L’Organizzazione internazionale del caffè può mettere i giusti paletti?
«Nata nel 1963 a Londra in un mercato regolato, dagli anni Novanta l’Ico opera in libero mercato. Oggi siamo un ponte. Mettiamo insieme settore pubblico, imprese e società civile per trovare soluzioni economiche, sociali e – dal 1994 – anche ambientali. In un mercato deregolato nessuno può farcela da solo».
A proposito di ambiente, l’Ico sta insistendo perché i produttori adottino i principi dell’economia circolare del caffè. Di cosa si tratta?
«Nella tazza c’è solo il 5% del frutto, ovvero il chicco. Il resto della pianta ora può diventare valore. Con il Center for Coffee Circular Economy (C4CEC) – nata due anni fa e oggi con quasi 70 membri in 29 Paesi – condividiamo soluzioni: biochar per sostituire parte dei fertilizzanti minerali, polpa come ammendante, utilizzo degli scarti per materiali e arredi, processi zero-waste in stabilimenti pilota (anche in Italia, con la Demus di Trieste). Circolarità significa ambiente più sano e nuove fonti di reddito per i produttori».
Cambiamento climatico e perdita di biodiversità cambieranno il gusto del caffè?
«La ricerca sta accelerando.

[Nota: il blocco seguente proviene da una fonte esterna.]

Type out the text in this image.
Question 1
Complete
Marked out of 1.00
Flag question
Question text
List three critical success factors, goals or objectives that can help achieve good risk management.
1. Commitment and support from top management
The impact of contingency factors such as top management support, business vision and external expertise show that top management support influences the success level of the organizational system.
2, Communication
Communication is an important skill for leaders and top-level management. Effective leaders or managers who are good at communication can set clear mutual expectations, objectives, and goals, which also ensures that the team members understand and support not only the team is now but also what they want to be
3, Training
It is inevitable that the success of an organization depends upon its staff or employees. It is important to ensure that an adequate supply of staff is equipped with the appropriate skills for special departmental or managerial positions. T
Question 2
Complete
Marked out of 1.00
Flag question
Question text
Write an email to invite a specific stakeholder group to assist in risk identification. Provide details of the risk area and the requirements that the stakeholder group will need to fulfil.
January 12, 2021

Per la varietà Arabica si studiano varietà più resilienti; in alcune aree passeremo a Robusta. Stiamo esplorando specie “dimenticate” – Liberica, Coffea Racemosa – con profili sensoriali diversi. In futuro avremo blend nuovi e, allo stesso tempo, soluzioni per preservare i profili che i consumatori amano. Innovazione e agronomia andranno di pari passo. Diversificare le coltivazioni significa ridurre il rischio di malattie delle piante o disastri climatici».
L’Ue ha presentato un regolamento contro la deforestazione (Eudr). Le aziende europee dovranno importare prodotti “deforestation free”, tra cui il caffè. Una soluzione divisiva. Per lei è un ostacolo o un’opportunità?

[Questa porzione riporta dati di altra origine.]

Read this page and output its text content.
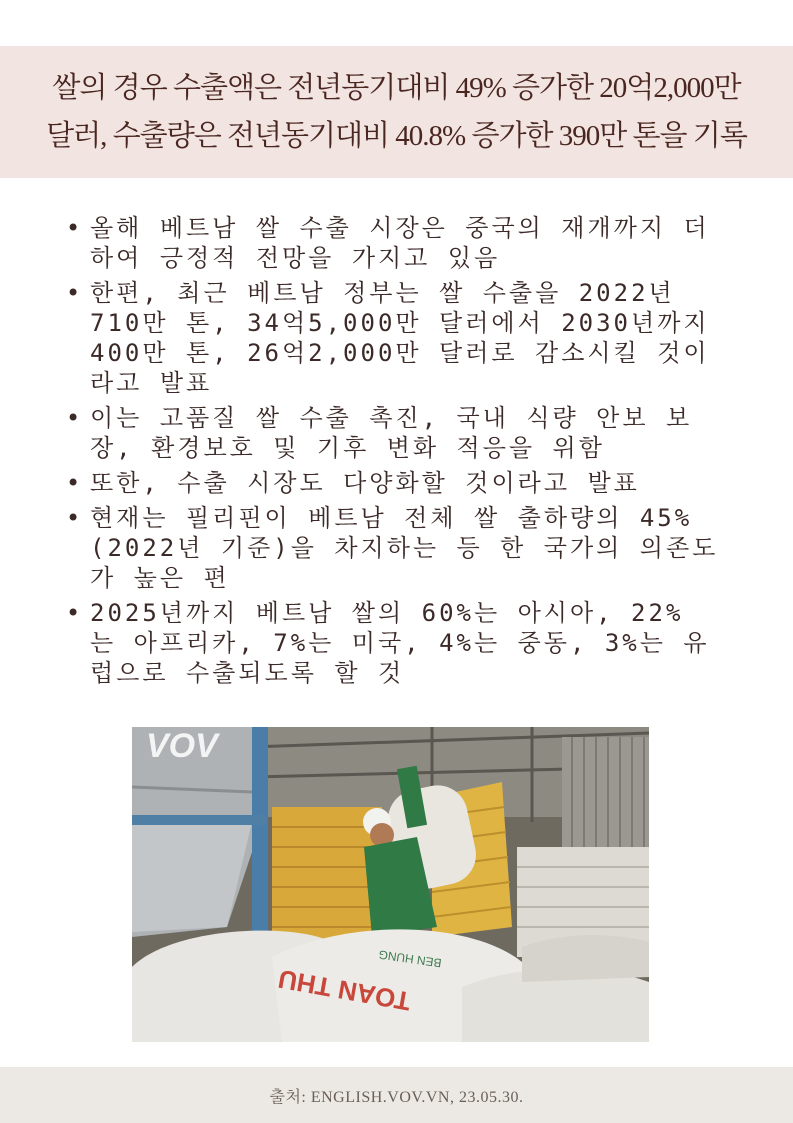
쌀의 경우 수출액은 전년동기대비 49% 증가한 20억2,000만
달러, 수출량은 전년동기대비 40.8% 증가한 390만 톤을 기록
• 올해 베트남 쌀 수출 시장은 중국의 재개까지 더
하여 긍정적 전망을 가지고 있음
• 한편, 최근 베트남 정부는 쌀 수출을 2022년
710만 톤, 34억5,000만 달러에서 2030년까지
400만 톤, 26억2,000만 달러로 감소시킬 것이
라고 발표
• 이는 고품질 쌀 수출 촉진, 국내 식량 안보 보
장, 환경보호 및 기후 변화 적응을 위함
• 또한, 수출 시장도 다양화할 것이라고 발표
• 현재는 필리핀이 베트남 전체 쌀 출하량의 45%
(2022년 기준)을 차지하는 등 한 국가의 의존도
가 높은 편
• 2025년까지 베트남 쌀의 60%는 아시아, 22%
는 아프리카, 7%는 미국, 4%는 중동, 3%는 유
럽으로 수출되도록 할 것
TOAN THU
BEN HUNG
VOV
출처: ENGLISH.VOV.VN, 23.05.30.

«Nessuno nel settore è “pro-deforestazione": è un punto fermo. Le piante del caffè hanno bisogno dell’ombra degli alberi per crescere sani. L’Eudr è una grande sfida tecnica e amministrativa, ma anche l’occasione per far lavorare insieme governi, imprese e produttori come non era mai accaduto. Serve dialogo: non tutti i Paesi sono pronti allo stesso modo, si discute di rinvii e aggiustamenti (probabilmente l’Eudr slitterà di altri 12 mesi, ovvero a fine 2026, ndr) e aggiustamenti. Siamo stati al G7, oggi siamo osservatori Onu, dialoghiamo con l’Ue. L’obiettivo è soluzioni applicabili ovunque, senza lasciare indietro i fragili. In Ecuador, per esempio, già esiste una collaborazione tra 400 famiglie di coltivatori, Stato e aziende per il primo caffè “deforestation-free”, certificato dall’Unep, il programma ambientale dell’Onu».
Gli Stati Uniti alternano minacce e applicano dazi. Trump è uscito dall’Ico. Quanto pesano le retromarce di Washington?
«Molto. Il mercato si adatta ai dazi, ma l’imprevedibilità blocca gli investimenti lungo la catena e spinge verso frodi e opacità. Per questo insistiamo su tracciabilità e cooperazione pubblico-privato: la tecnologia c’è, vanno creati standard condivisi e accessibili».
Tra i coltivatori di caffè nel mondo mancano i giovani, un po’ come in tutti i settori agricoli. Come si conquista la Generazione Alpha?
«Hanno valori e linguaggi diversi. Dobbiamo parlare di tecnologia, innovazione, impatto sociale, orgoglio di chi coltiva. I figli e le figlie dei produttori devono essere fieri di restare in azienda familiare: senza ricambio generazionale non c’è futuro. Il caffè del 2035 sarà anche un racconto credibile di sostenibilità, identità e tecnologia».